What is the scope of application of the supervisory measures that can be imposed under Article 21a(6) CRD?
Does it encompass for instance measures to address capital, large exposures, liquidity and internal model breaches?
Directive 2013/36/EU as amended by Directive (EU) 2019/878 (hereinafter “CRD”) and Regulation (EU) 575/2013 as amended by Regulation (EU) 2019/876 (hereinafter “ CRR”) establish/introduce a new regulatory regime for Financial Holding Companies (hereinafter “FHCs”).
Under this new regime, in order to ensure the application of prudential requirements on a consolidated basis, these requirements are directly applicable to the FHC (see for instance recital 3 of the Directive (EU) 2019/878); whereas the old regime allowed for the indirect inclusion of FHCs in the prudential scope.
In developing a legal framework that provides for a supervisory regime good practices recommend distinguishing between the following phases/aspects:
- the authorisation/approval phase, distinguishing between the procedural phase (application, information to be provided, deadline for decision, etc.) and the conditions for obtaining authorisation/approval;
- the “post-authorisation/approval” phase, in which requirements are set that apply during the lifetime of the regulated entity (“ongoing requirements”), it being understood that the conditions set for obtaining the status (authorisation/approval) must naturally be met on an ongoing basis, i.e. at all times;
- in order to ensure the effectiveness of all the requirements forming the legal status concerned, the supervisory authority is in principle conferred a series of prerogatives ranging from collecting information, possibly by means of inspections, to adopting so-called corrective measures aimed at remedying a situation of proven or pending breaches of “prudential” requirements, and thus ensuring that an institution complies at all times with the prudential requirements forming the legal status concerned.
As introduced by Directive (EU) 2019/878, Article 21a provides the conditions for approval of FHCs under paragraph (3) (i.e. the authorisation/approval phase), as well as the supervisory powers under paragraph (6) to directly impose supervisory measures during the post-authorisation/approval phase to the FHC, it being the entity responsible for compliance with the requirements of the CRR and the Directive on a consolidated basis.
Article 21a of Directive 2013/36/EU (CRD) creates a specific approval framework, the purpose of which is to strengthen bank group supervision.

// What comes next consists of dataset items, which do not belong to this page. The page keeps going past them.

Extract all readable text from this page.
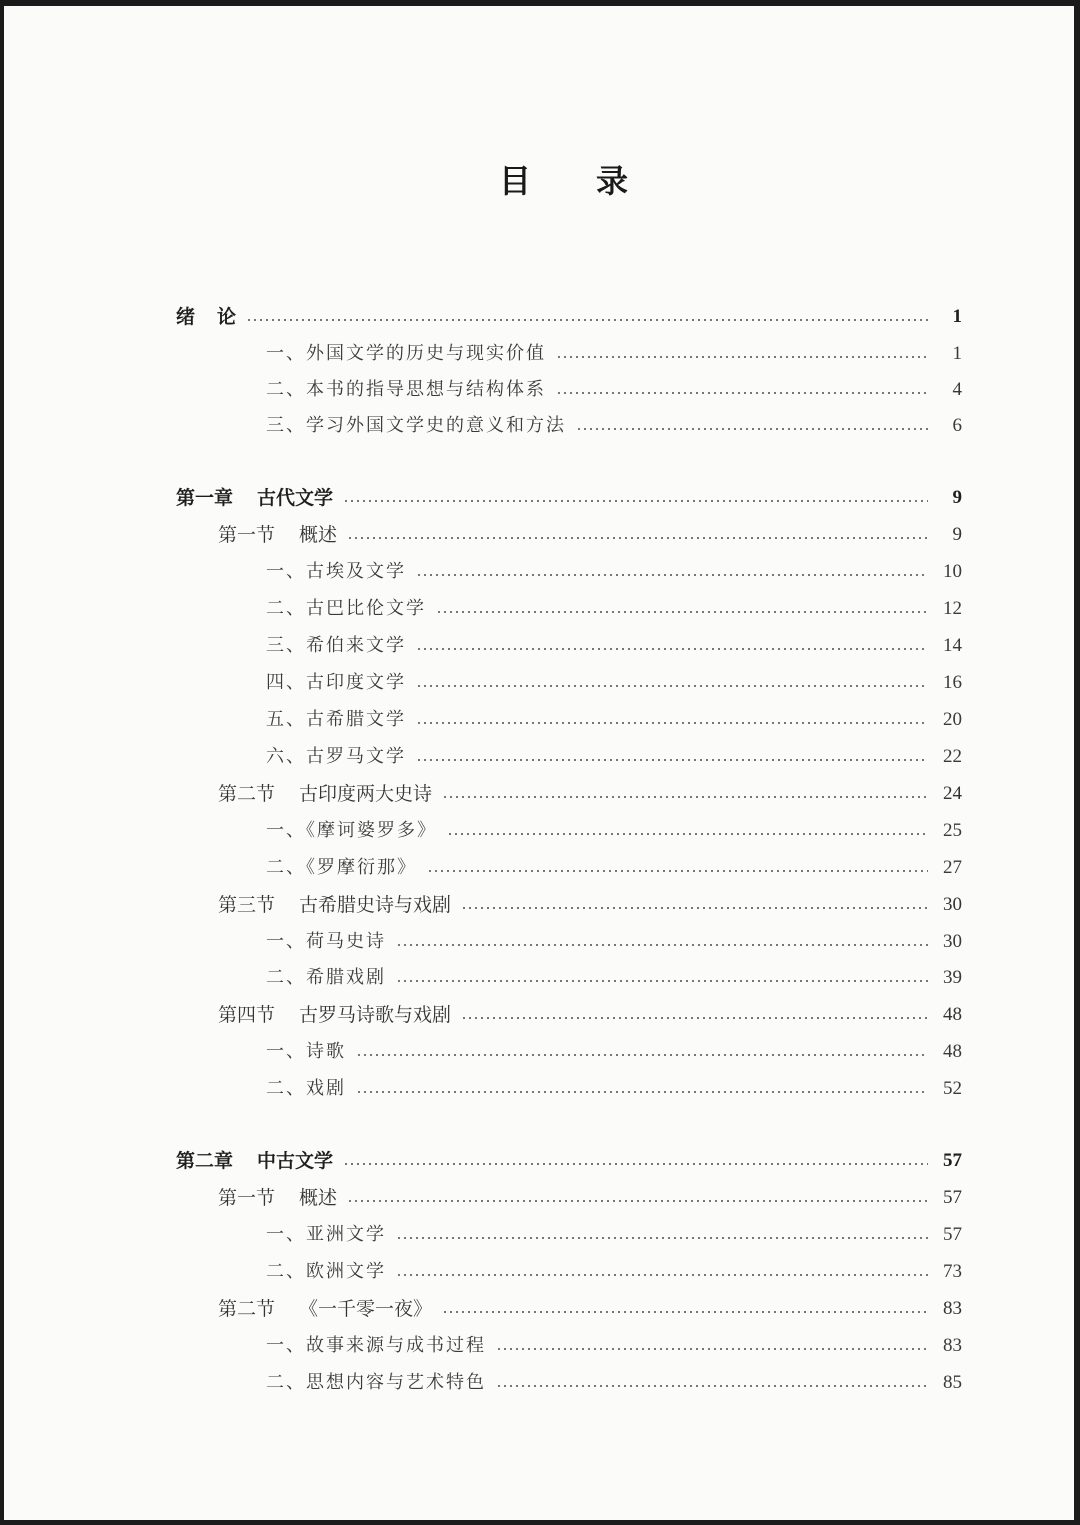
目 录
绪 论	1
一、外国文学的历史与现实价值	1
二、本书的指导思想与结构体系	4
三、学习外国文学史的意义和方法	6
第一章 古代文学	9
第一节 概述	9
一、古埃及文学	10
二、古巴比伦文学	12
三、希伯来文学	14
四、古印度文学	16
五、古希腊文学	20
六、古罗马文学	22
第二节 古印度两大史诗	24
一、《摩诃婆罗多》	25
二、《罗摩衍那》	27
第三节 古希腊史诗与戏剧	30
一、荷马史诗	30
二、希腊戏剧	39
第四节 古罗马诗歌与戏剧	48
一、诗歌	48
二、戏剧	52
第二章 中古文学	57
第一节 概述	57
一、亚洲文学	57
二、欧洲文学	73
第二节 《一千零一夜》	83
一、故事来源与成书过程	83
二、思想内容与艺术特色	85
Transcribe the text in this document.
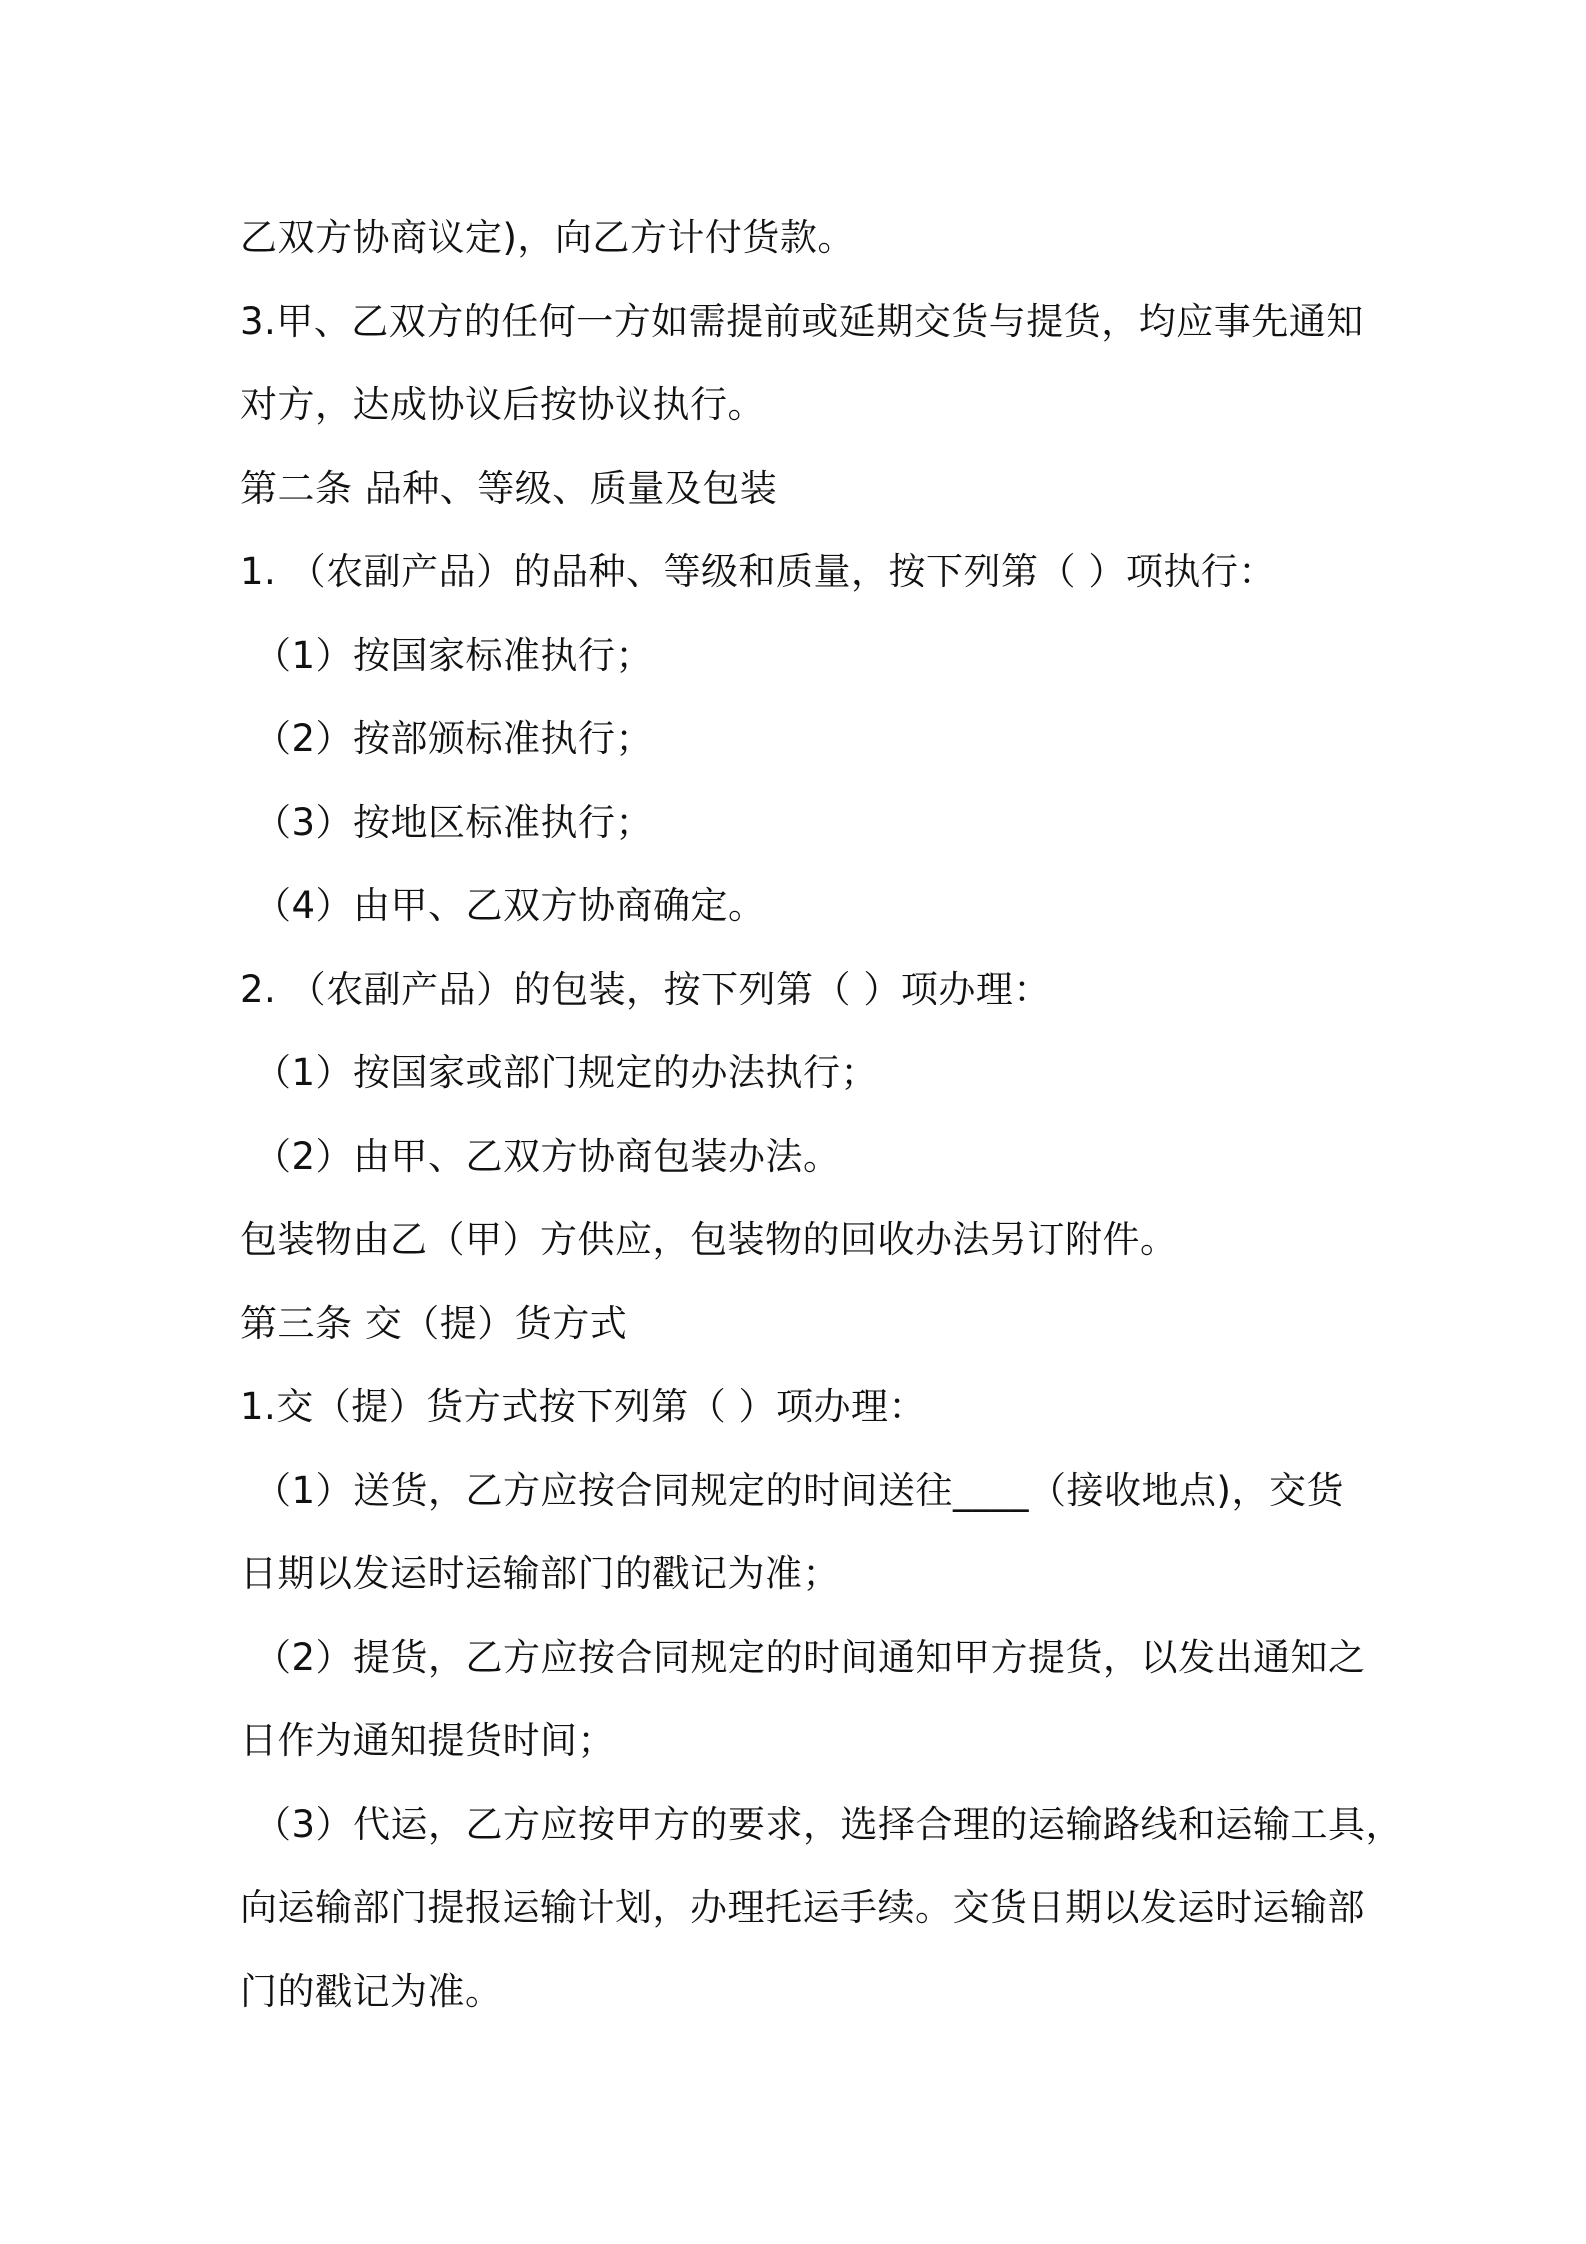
乙双方协商议定)，向乙方计付货款。
3.甲、乙双方的任何一方如需提前或延期交货与提货，均应事先通知
对方，达成协议后按协议执行。
第二条 品种、等级、质量及包装
1. （农副产品）的品种、等级和质量，按下列第（ ）项执行：
（1）按国家标准执行；
（2）按部颁标准执行；
（3）按地区标准执行；
（4）由甲、乙双方协商确定。
2. （农副产品）的包装，按下列第（ ）项办理：
（1）按国家或部门规定的办法执行；
（2）由甲、乙双方协商包装办法。
包装物由乙（甲）方供应，包装物的回收办法另订附件。
第三条 交（提）货方式
1.交（提）货方式按下列第（ ）项办理：
（1）送货，乙方应按合同规定的时间送往____（接收地点)，交货
日期以发运时运输部门的戳记为准；
（2）提货，乙方应按合同规定的时间通知甲方提货，以发出通知之
日作为通知提货时间；
（3）代运，乙方应按甲方的要求，选择合理的运输路线和运输工具，
向运输部门提报运输计划，办理托运手续。交货日期以发运时运输部
门的戳记为准。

It has a narrower scope compared to provisions on group supervision and it takes into account the specific nature of financial holding companies and mixed financial holding companies as non-regulated entities.
The list of supervisory measures listed in Article 21a(6) CRD is not exhaustive and supervisors can use additional measures in relation to financial holding companies or mixed financial holding companies, where it is necessary to ensure or restore the continuity and integrity of consolidated supervision and to ensure the compliance with the requirements laid down in the CRD and in Regulation (EU) No 575/2013. However, these measures apply only to decisions on re-establishing compliance with the conditions for approval referred to in Article 21a(3) CRD and do not encompass any other decisions related to the prudential supervision of the financial holding companies and mixed financial holding companies on a consolidated basis.
The adoption of the above mentioned supervisory measures is subject to the procedure laid down in Article 21a(8), (9) and (10).
The answers clarify provisions already contained in the applicable legislation. They do not extend in any way the rights and obligations deriving from such legislation nor do they introduce any additional requirements for the concerned operators and competent authorities. The answers are merely intended to assist natural or legal persons, including competent authorities and Union institutions and bodies in clarifying the application or implementation of the relevant legal provisions. Only the Court of Justice of the European Union is competent to authoritatively interpret Union law. The views expressed in the internal Commission Decision cannot prejudge the position that the European Commission might take before the Union and national courts.